SANTA BARBARA, Calif. (CN) — A $160 million casino expansion will suck another 12.8 million gallons of water a year illegally from the drought-ravaged Santa Ynez Valley, north of Santa Barbara, a community group claims in court.
The Santa Ynez band of Chumash Indians, who have run the Chumash Casino Resort since 2004, say the expansion will not threaten water supplies, and will create 250 new jobs in a community that thrives on tourism. The tribe is transforming its casino into a Vegas-worthy resort, with a 12-story tower over rural Santa Ynez, former home to Michael Jackson and scenic backdrop to the movie “Sideways.”
Despite state and county water emergencies, the state and local governments have not done anything to rein in the development, plaintiff Save the Valley says in the May 3 complaint in Santa Barbara County Court.
Save the Valley did not sue the tribe or the casino; they sued California, Santa Barbara County, and the Santa Ynez River Water Conservation District — Improvement District No. 1.
Save the Valley says a deed restriction on 75¾ acres of federal land in the valley “restricted the use of water on the property to domestic use only.”
But the Chumash have been operating the casino on the 75¾ acres and plan to dig more wells on it for commercial use: 35,000 gallons a day, or 40 acre-feet a year, according to the lawsuit.
The casino-resort includes 2,000 gaming devices and an auditorium, which has hosted Fleetwood Mac, James Brown, Toby Keith and other major acts. The expanded casino, which will triple the size of the hotel, is expected to open May 20.
This is the third lawsuit Save the Valley has filed to try to stop the project. The first two were both dismissed, according to the Lompoc Record. The group claimed in Federal Court that the Chumash reservation was “not a federal Indian reservation,” and claimed in Superior Court that the tribe had not signed a Williamson Act assumption agreement when it bought a parcel of land in Santa Ynez.
This time, the group says the state, the county and the Water Conservation District are legally bound to stop the project, not just because it will violate the deed restriction, but because both the state and county have declared a water shortage emergency.
“If the court does not prohibit the proposed illegal use of massive quantities of water … plaintiff, the community and the environment will be subjected to increased drought, increased cost of water, wells going dry, and severe water shortages to sustain the agriculture industries predominant in the areas, among other things,” the group says in its request for an injunction.
The Catholic Church transferred the 75¾ acres to the federal government in 1935 with the deed restriction, according to the complaint.
In 2014, when Save the Valley began fighting the expansion, then-Tribal Chairman Vincent Armenta told the Los Angeles Times the project would not affect water supplies, and that the resort had been using less water than it was allocated.
“We’re using less water now than we were using 10 years ago” Armenta told the Times, citing the tribes conservation effort.

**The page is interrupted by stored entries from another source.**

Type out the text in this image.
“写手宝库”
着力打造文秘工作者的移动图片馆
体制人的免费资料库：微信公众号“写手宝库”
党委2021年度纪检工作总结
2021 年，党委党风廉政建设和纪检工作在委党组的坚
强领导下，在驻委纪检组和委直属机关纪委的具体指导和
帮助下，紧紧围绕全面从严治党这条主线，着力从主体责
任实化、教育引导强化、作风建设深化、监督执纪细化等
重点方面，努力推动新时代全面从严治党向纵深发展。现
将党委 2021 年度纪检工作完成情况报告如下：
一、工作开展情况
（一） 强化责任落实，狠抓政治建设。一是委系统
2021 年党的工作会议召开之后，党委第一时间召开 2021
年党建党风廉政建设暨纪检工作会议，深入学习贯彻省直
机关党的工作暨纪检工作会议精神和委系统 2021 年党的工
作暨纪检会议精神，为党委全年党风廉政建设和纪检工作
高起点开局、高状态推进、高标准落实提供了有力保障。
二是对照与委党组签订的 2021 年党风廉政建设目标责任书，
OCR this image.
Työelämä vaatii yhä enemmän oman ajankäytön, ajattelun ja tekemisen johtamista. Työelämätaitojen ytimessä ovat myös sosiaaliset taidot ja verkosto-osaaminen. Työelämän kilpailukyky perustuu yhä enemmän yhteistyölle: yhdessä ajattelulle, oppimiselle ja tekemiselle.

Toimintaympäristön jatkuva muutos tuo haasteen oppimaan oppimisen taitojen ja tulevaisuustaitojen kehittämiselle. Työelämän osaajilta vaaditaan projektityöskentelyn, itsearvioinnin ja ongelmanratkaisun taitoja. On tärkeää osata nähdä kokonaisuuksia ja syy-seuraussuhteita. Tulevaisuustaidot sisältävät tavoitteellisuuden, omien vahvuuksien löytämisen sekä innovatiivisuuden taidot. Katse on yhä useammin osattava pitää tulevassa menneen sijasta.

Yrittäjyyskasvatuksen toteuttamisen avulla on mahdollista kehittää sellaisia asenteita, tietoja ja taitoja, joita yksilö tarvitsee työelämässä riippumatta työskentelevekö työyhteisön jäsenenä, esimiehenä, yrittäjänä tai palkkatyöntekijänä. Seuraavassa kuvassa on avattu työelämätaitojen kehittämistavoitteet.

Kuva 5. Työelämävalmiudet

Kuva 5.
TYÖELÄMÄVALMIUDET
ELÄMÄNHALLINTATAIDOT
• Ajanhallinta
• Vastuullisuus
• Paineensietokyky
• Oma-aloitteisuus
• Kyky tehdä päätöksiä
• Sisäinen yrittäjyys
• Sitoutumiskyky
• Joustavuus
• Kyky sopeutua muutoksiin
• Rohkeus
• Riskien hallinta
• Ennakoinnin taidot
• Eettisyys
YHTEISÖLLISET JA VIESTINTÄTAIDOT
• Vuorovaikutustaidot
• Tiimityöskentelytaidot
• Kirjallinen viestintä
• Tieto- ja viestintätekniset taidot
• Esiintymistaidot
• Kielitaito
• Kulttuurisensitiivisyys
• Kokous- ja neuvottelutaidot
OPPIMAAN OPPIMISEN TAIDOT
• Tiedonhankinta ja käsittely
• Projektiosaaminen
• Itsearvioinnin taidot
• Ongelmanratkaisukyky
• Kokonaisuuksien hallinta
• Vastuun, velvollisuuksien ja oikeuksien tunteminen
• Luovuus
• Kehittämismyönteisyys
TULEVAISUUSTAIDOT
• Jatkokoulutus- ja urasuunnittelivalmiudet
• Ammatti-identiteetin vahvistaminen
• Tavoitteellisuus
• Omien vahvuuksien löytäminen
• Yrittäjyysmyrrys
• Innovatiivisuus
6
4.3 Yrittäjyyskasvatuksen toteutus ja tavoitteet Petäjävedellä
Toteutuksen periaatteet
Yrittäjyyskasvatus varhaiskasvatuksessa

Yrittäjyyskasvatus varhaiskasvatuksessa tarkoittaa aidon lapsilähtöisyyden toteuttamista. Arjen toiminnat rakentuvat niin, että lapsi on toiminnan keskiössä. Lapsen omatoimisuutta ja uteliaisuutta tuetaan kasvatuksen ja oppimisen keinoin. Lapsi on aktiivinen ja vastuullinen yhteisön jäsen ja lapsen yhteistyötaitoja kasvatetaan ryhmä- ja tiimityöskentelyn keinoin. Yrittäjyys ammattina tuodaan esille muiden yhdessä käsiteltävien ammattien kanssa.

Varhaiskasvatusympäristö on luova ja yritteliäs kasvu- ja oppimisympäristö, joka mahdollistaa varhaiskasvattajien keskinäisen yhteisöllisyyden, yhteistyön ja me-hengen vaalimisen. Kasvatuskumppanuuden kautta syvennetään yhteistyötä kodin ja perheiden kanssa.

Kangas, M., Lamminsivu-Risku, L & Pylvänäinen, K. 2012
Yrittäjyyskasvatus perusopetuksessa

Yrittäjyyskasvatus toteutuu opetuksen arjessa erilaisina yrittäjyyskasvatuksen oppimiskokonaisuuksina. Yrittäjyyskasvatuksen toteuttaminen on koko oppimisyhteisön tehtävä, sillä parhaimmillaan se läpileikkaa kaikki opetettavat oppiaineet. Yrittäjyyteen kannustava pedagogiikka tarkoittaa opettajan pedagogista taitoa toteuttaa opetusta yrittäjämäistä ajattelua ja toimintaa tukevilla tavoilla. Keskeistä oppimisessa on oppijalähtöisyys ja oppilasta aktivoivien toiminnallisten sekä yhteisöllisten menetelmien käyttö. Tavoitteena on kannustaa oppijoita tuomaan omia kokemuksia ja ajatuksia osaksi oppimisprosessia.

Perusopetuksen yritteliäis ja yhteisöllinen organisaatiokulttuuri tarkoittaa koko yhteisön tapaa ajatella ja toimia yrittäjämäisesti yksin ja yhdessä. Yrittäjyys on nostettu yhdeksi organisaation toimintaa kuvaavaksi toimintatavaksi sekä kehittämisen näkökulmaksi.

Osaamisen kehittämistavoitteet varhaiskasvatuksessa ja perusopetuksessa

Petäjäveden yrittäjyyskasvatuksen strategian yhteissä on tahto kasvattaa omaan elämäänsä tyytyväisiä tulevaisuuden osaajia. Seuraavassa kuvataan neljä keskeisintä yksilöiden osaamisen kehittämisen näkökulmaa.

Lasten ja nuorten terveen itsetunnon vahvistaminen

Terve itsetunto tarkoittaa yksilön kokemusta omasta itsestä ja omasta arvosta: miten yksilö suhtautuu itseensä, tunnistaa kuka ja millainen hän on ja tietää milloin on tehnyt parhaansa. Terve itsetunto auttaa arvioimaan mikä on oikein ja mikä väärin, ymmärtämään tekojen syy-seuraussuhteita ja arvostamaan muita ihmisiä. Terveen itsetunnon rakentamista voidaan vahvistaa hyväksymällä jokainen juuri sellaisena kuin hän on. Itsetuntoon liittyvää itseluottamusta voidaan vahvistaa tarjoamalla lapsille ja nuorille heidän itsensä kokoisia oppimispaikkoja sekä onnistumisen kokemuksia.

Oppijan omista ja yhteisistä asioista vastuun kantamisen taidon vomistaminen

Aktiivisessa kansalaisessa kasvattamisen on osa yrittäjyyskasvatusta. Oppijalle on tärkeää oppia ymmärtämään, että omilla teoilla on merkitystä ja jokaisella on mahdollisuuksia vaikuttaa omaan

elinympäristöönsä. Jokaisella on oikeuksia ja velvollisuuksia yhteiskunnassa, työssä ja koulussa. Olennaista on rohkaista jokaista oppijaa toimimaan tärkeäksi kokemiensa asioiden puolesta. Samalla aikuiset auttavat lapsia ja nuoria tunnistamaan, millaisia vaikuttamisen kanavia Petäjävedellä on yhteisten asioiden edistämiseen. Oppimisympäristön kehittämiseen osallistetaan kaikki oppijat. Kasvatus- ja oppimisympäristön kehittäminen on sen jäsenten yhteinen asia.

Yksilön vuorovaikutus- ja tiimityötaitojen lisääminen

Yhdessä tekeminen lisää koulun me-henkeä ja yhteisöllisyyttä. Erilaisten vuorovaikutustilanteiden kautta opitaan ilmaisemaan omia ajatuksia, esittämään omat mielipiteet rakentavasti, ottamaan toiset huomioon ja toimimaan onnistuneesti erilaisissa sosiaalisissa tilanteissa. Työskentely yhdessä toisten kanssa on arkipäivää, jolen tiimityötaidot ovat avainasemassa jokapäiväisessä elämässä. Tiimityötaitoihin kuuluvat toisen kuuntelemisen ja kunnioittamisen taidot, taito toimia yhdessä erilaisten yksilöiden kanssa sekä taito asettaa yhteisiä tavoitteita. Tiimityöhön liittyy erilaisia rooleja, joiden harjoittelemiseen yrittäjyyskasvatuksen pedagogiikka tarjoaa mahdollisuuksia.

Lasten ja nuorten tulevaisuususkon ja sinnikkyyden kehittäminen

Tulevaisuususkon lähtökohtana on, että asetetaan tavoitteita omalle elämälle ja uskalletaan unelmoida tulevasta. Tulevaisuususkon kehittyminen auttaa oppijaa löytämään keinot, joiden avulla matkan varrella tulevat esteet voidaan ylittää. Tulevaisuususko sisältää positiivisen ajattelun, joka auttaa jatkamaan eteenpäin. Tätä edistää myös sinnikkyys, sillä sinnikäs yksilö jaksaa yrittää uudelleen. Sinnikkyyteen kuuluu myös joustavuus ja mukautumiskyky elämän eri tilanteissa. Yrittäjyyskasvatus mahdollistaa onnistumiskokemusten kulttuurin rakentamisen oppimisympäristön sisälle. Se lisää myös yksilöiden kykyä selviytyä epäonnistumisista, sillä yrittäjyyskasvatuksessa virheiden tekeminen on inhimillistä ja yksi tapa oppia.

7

But Attorney General Kamala Harris wrote to Armenta, expressing concerns that the tribe had not considered alternatives to the tower, its visual impact or the potential for increased water use, the Times reported.
County officials also expressed concerns. But the tribe pointed out that the Chumash have lived in the Santa Ynez Valley for 8,000 years
“As far as Santa Ynez being a nice place, we’re aware of that,” Armenta told Bloomberg News Service in December 2015. “We’ve been here well before the town was even being developed, and before the movie stars came.”
Be that as it may, Save the Valley says, California is suffering its worst drought in 1,200 years, and the state, county and the irrigation district have all declared water emergencies.
Undaunted, the casino held a job fair in March, taking application for the 250 jobs the project is expected to create.
Save the Valley wants the defendants to stop the tribe from using the extra water unless and until the water emergency is over. It is represented by Matthew Clarke with Christman, Kelley & Clarke, in Santa Barbara.